LoRA-XS's implications are substantial for both theoretical and practical aspects of AI and NLP. The method addresses the scalability issue of PEFT methods by making trainable parameters independent of model dimensions, particularly beneficial for large-scale models. From a practical standpoint, this reduces the computational and storage overhead, paving the way for more efficient deployments of LLMs in real-world applications.

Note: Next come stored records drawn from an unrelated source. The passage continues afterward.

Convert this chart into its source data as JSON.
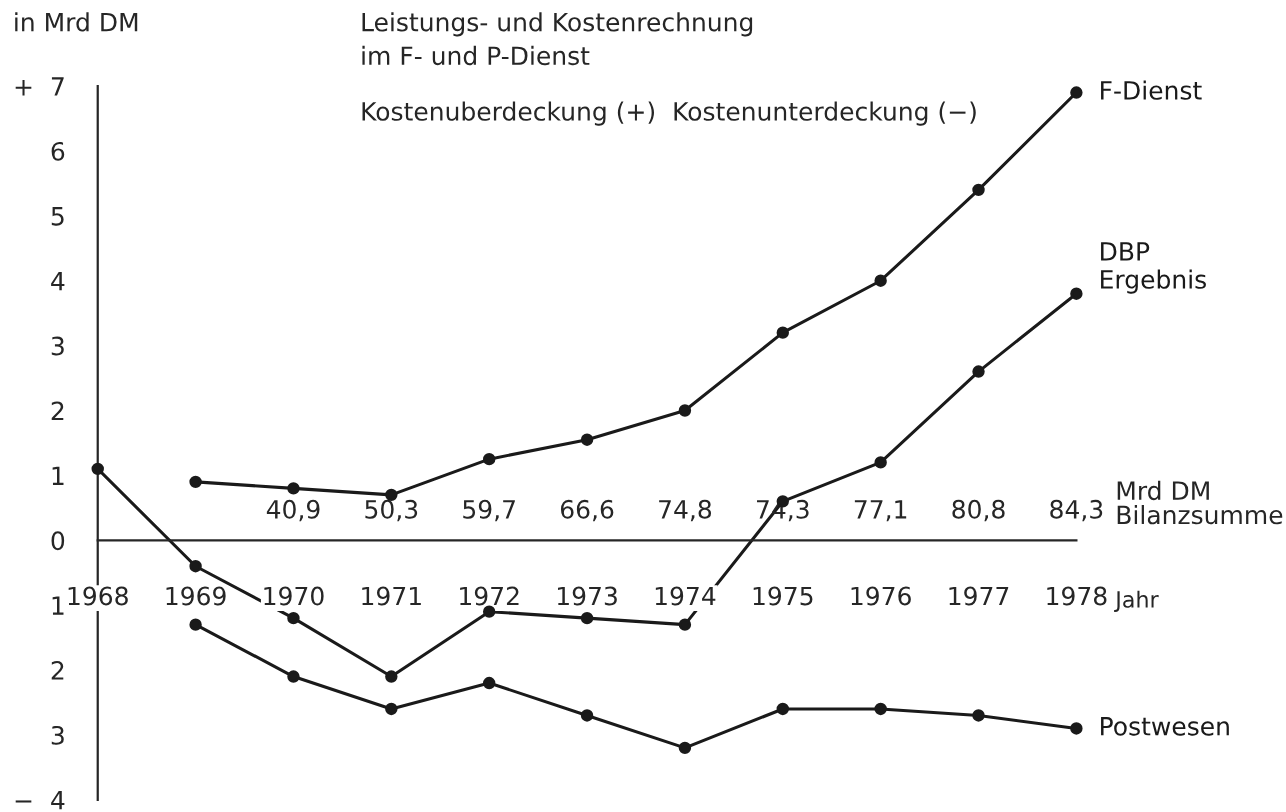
{
  "chart_data": {
    "type": "line",
    "title": "Leistungs- und Kostenrechnung\nim F- und P-Dienst",
    "subtitle": "Kostenuberdeckung (+)  Kostenunterdeckung (−)",
    "ylabel": "in Mrd DM",
    "xlabel": "Jahr",
    "x": [
      1968,
      1969,
      1970,
      1971,
      1972,
      1973,
      1974,
      1975,
      1976,
      1977,
      1978
    ],
    "series": [
      {
        "name": "F-Dienst",
        "color": "#1a1a1a",
        "values": [
          null,
          0.9,
          0.8,
          0.7,
          1.25,
          1.55,
          2.0,
          3.2,
          4.0,
          5.4,
          6.9
        ]
      },
      {
        "name": "DBP\nErgebnis",
        "color": "#1a1a1a",
        "values": [
          1.1,
          -0.4,
          -1.2,
          -2.1,
          -1.1,
          -1.2,
          -1.3,
          0.6,
          1.2,
          2.6,
          3.8
        ]
      },
      {
        "name": "Postwesen",
        "color": "#1a1a1a",
        "values": [
          null,
          -1.3,
          -2.1,
          -2.6,
          -2.2,
          -2.7,
          -3.2,
          -2.6,
          -2.6,
          -2.7,
          -2.9
        ]
      }
    ],
    "annotations": [
      "Mrd DM\nBilanzsumme",
      "40,9",
      "50,3",
      "59,7",
      "66,6",
      "74,8",
      "74,3",
      "77,1",
      "80,8",
      "84,3"
    ],
    "xlim": [
      1968,
      1978
    ],
    "xticks": [
      1968,
      1969,
      1970,
      1971,
      1972,
      1973,
      1974,
      1975,
      1976,
      1977,
      1978
    ],
    "ylim": [
      -4,
      7
    ],
    "yticks": [
      {
        "value": -4,
        "label": "−  4"
      },
      {
        "value": -3,
        "label": "3"
      },
      {
        "value": -2,
        "label": "2"
      },
      {
        "value": -1,
        "label": "1"
      },
      0,
      1,
      2,
      3,
      4,
      5,
      6,
      {
        "value": 7,
        "label": "+  7"
      }
    ],
    "marker": "circle",
    "line_style": "solid",
    "grid": false,
    "legend": false
  }
}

The theoretical implication lies in the innovative use of SVD for initializing adaptation matrices, suggesting a shift towards more informed initialization strategies in deep learning. Future research can explore extending LoRA-XS to other architectures and tasks, including reinforcement learning and multimodal models. Also, further studies could investigate the joint application of LoRA-XS with other memory-saving techniques like model quantization.

Conclusion

In conclusion, LoRA-XS presents a significant advancement in parameter-efficient fine-tuning. By leveraging SVD and introducing a minimal number of trainable parameters, it addresses the critical scalability and storage challenges faced by LLMs. The empirical results across various benchmarks and models highlight its efficiency and potential, marking a meaningful contribution to the field of NLP and model optimization.